An intriguing targeted chemotherapy method uses one nanoparticle to deliver the chemotherapy drug and a separate nanoparticle to guide the drug carrier to the tumor. First gold nanorods circulating through the bloodstream exit where the blood vessels are leaking at the site of cancer tumors. Once the nanorods accumulate at the tumor they are used to concentrate the heat from infrared light; heating up the tumor. This heat increases the level of a stress related protein on the surface of the tumor. The drug carrying nanoparticle (a liposome) is attached to amino acids that bind to this protein, so the increased level of protein at the tumor speeds up the accumulation of the chemotherapy drug carrying liposome at the tumor
Delivery of short interfering RNAs (siRNA) is interesting because siRNA simply stops the cancer tumor from growing and there is the potential to tailor synthetic siRNA to the version of cancer in a individual patient.
Magnetic nanoparticles that attach to cancer cells in the blood stream may allow the cancer cells to be removed before they establish new tumors.
Another method that targets individual cancer cells inserts gold nanoparticles into the cells, then shines a laser on the nanoparticles. The heat explodes the cancer cells.
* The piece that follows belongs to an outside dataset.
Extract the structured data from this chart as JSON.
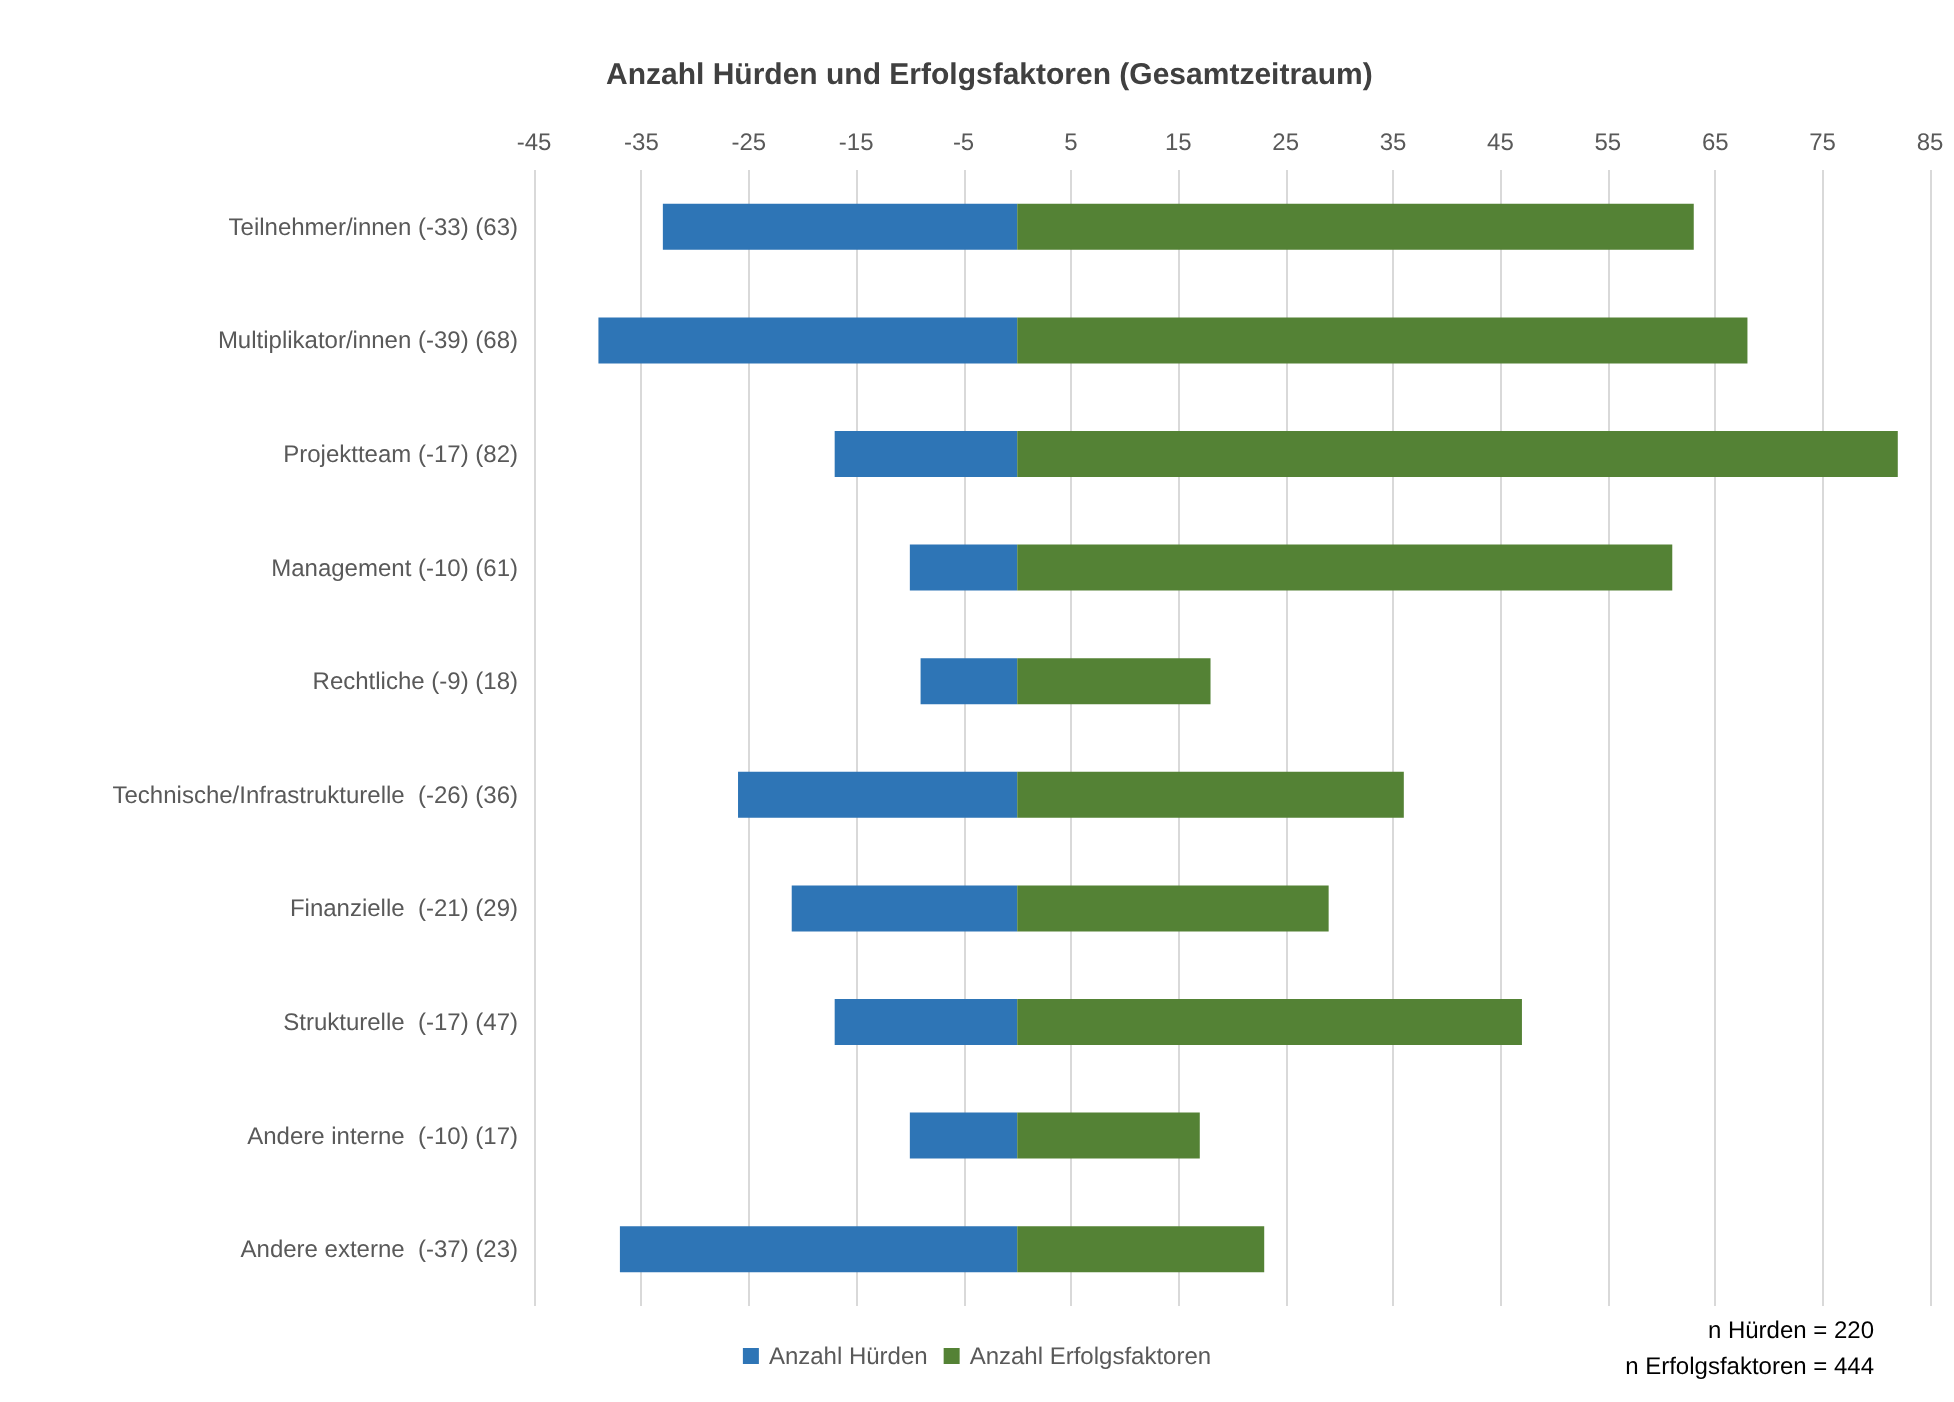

Using gold nanoparticles to deliver platinum to cancer tumors may reduce the side effects of platinum cancer therapy. The key is that the toxicity level of platinum depends upon the molecule it is bonded to (for the tech types the toxicity depends upon the oxidation state of the platinum). So the researchers chose a platinum containing molecule that has low toxicity to attach to the gold nanoparticles. When the platinum bearing nanoparticle reaches a cancer tumor it encounters an acidic solution which changes the platinum to it's toxic state, in which it can kill cancer cells.
Using polymer nanoparticles to deliver a molecule called JSI-124 to cancer tumors. This molecule degrades the ability of the cancer cells to suppress the immune system, possibly slowing the growth of cancer tumors.
Iron oxide nanoparticles can be used to improve MRI images of cancer tumors. The nanoparticle is coated with a peptide that binds to a cancer tumor. Once the nanoparticles are attached to the tumor, the magnetic property of the iron oxide enhances the images from the Magnetic Resonance Imagining scan.
Sensors based upon nanoparticles or nanowires can detect proteins related to specific types of cancer cells in blood samples. This could allow early detection of cancer. T2 Biosystems uses superparamagnetic nanoparticles that bind to the cancer indicating protein and cluster together. These clusters provide a magnetic resonance signal indicating the presence of the cancer related protein.